The Draconian Statute Rears Its Head Again
The law governing the repossession of collateral is similar to Kenny Rogers’ advice in his classic, “The Gambler.” Like the old-time card players in Rogers’ ballad, secured parties who utilize self-help to repossess collateral must know when to walk away . . . and when to run. Indiana, like most states, allows secured parties to use “self-help” to repossess collateral securing a defaulted debt. Often times, self-help is actually carried out by independent contractors, colloquially referred to as “repo agents.” A recent decision from the Indiana Court of Appeals serves as a reminder that secured parties can face liability if their independent contractor repo agents don’t know when to walk away.
In Horizon Bank v. Fabian Huizar, the bank hired an independent contractor to repossess a vehicle which secured debtor’s defaulted loan.

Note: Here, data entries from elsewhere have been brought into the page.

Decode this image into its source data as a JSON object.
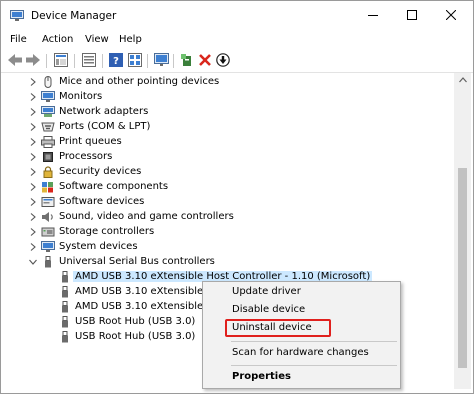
{
  "window": {
    "title": "Device Manager",
    "app_icon": "device-manager-icon"
  },
  "caption_buttons": {
    "minimize": "minimize-icon",
    "maximize": "maximize-icon",
    "close": "close-icon"
  },
  "menu": [
    "File",
    "Action",
    "View",
    "Help"
  ],
  "toolbar": [
    "back-icon",
    "forward-icon",
    "properties-sheet-icon",
    "show-hidden-icon",
    "help-icon",
    "view-list-icon",
    "monitor-scan-icon",
    "add-driver-icon",
    "uninstall-x-icon",
    "download-driver-icon"
  ],
  "tree": {
    "categories": [
      "Mice and other pointing devices",
      "Monitors",
      "Network adapters",
      "Ports (COM & LPT)",
      "Print queues",
      "Processors",
      "Security devices",
      "Software components",
      "Software devices",
      "Sound, video and game controllers",
      "Storage controllers",
      "System devices",
      "Universal Serial Bus controllers"
    ],
    "usb_children": [
      "AMD USB 3.10 eXtensible Host Controller - 1.10 (Microsoft)",
      "AMD USB 3.10 eXtensible Ho",
      "AMD USB 3.10 eXtensible Ho",
      "USB Root Hub (USB 3.0)",
      "USB Root Hub (USB 3.0)"
    ]
  },
  "context_menu": {
    "update_driver": "Update driver",
    "disable_device": "Disable device",
    "uninstall_device": "Uninstall device",
    "scan_changes": "Scan for hardware changes",
    "properties": "Properties"
  },
  "colors": {
    "highlight_box": "#e0201d",
    "selection": "#cce8ff",
    "accent_blue": "#1a6fc9"
  }
}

Two repo agents discovered the vehicle sitting in the debtor’s driveway sometime after 10:00 p.m. As one of the agents spoke to the debtor, the other entered the vehicle and locked the doors. The debtor’s girlfriend attempted to enter the vehicle to retrieve her personal property, but the agent repeatedly locked the doors and refused to let her in. The debtor then instructed the agents to leave his property and told them he would not allow them to take the vehicle. The agent who was interacting with the debtor then threatened to involve the police if the debtor did not immediately turn over the keys to the vehicle. The debtor then instructed his girlfriend to relinquish the keys, and the agents left with the vehicle without further incident.
Approximately four months after the repossession, the debtor filed suit against the secured party, claiming it was liable for the actions of its independent contractor under the Indiana Deceptive Consumer Sales Act, the Crime Victims Relief Act and the Indiana Uniform Consumer Code. The debtor added a Fair Debt Collection Practices Act claim (for more discussion of the FDCPA, click here). Following a bench trial, the trial court entered judgment in favor of the debtor on all of his claims (the trial court subsequently vacated the FDCPA judgment as the lender was not a debt collector). An appeal followed.
On appeal, the court addressed several issues, including whether or not the secured party’s independent contractor subjected it to liability by unlawfully breaching the peace during the course of the repossession. Indiana Code § 26-1-9.1-609 allows a secured party to take possession of collateral “without judicial process,” but only if it “proceeds without breach of the peace.” Previously, in Census Fed. Credit Union v. Wann, the Indiana Court of Appeals held that if the debtor verbally contests the repossession, the secured party must immediately stop its efforts and seek judicial assistance.
The secured party asserted that its repo agents did not breach the peace during the repossession because they desisted when the debtor objected to their presence on his property and did not resume until the debtor voluntarily surrendered the keys to the vehicle. The Court disagreed, holding that the repo agents produced a “disturbance of the public tranquility or order” by refusing to leave when the debtor asked them to and by remaining in the vehicle and repeatedly locking the doors when the debtor’s girlfriend attempted to retrieve her personal property from it.
Ultimately, the secured party’s liability in Horizon Bank resulted from its agents’ inability to walk away from the repossession at the appropriate time. In no uncertain terms, the Court reaffirmed that in Indiana, the right time to walk away from a self-help repossession is immediately after the debtor objects and no subsequent consent will remedy a breach of the peace.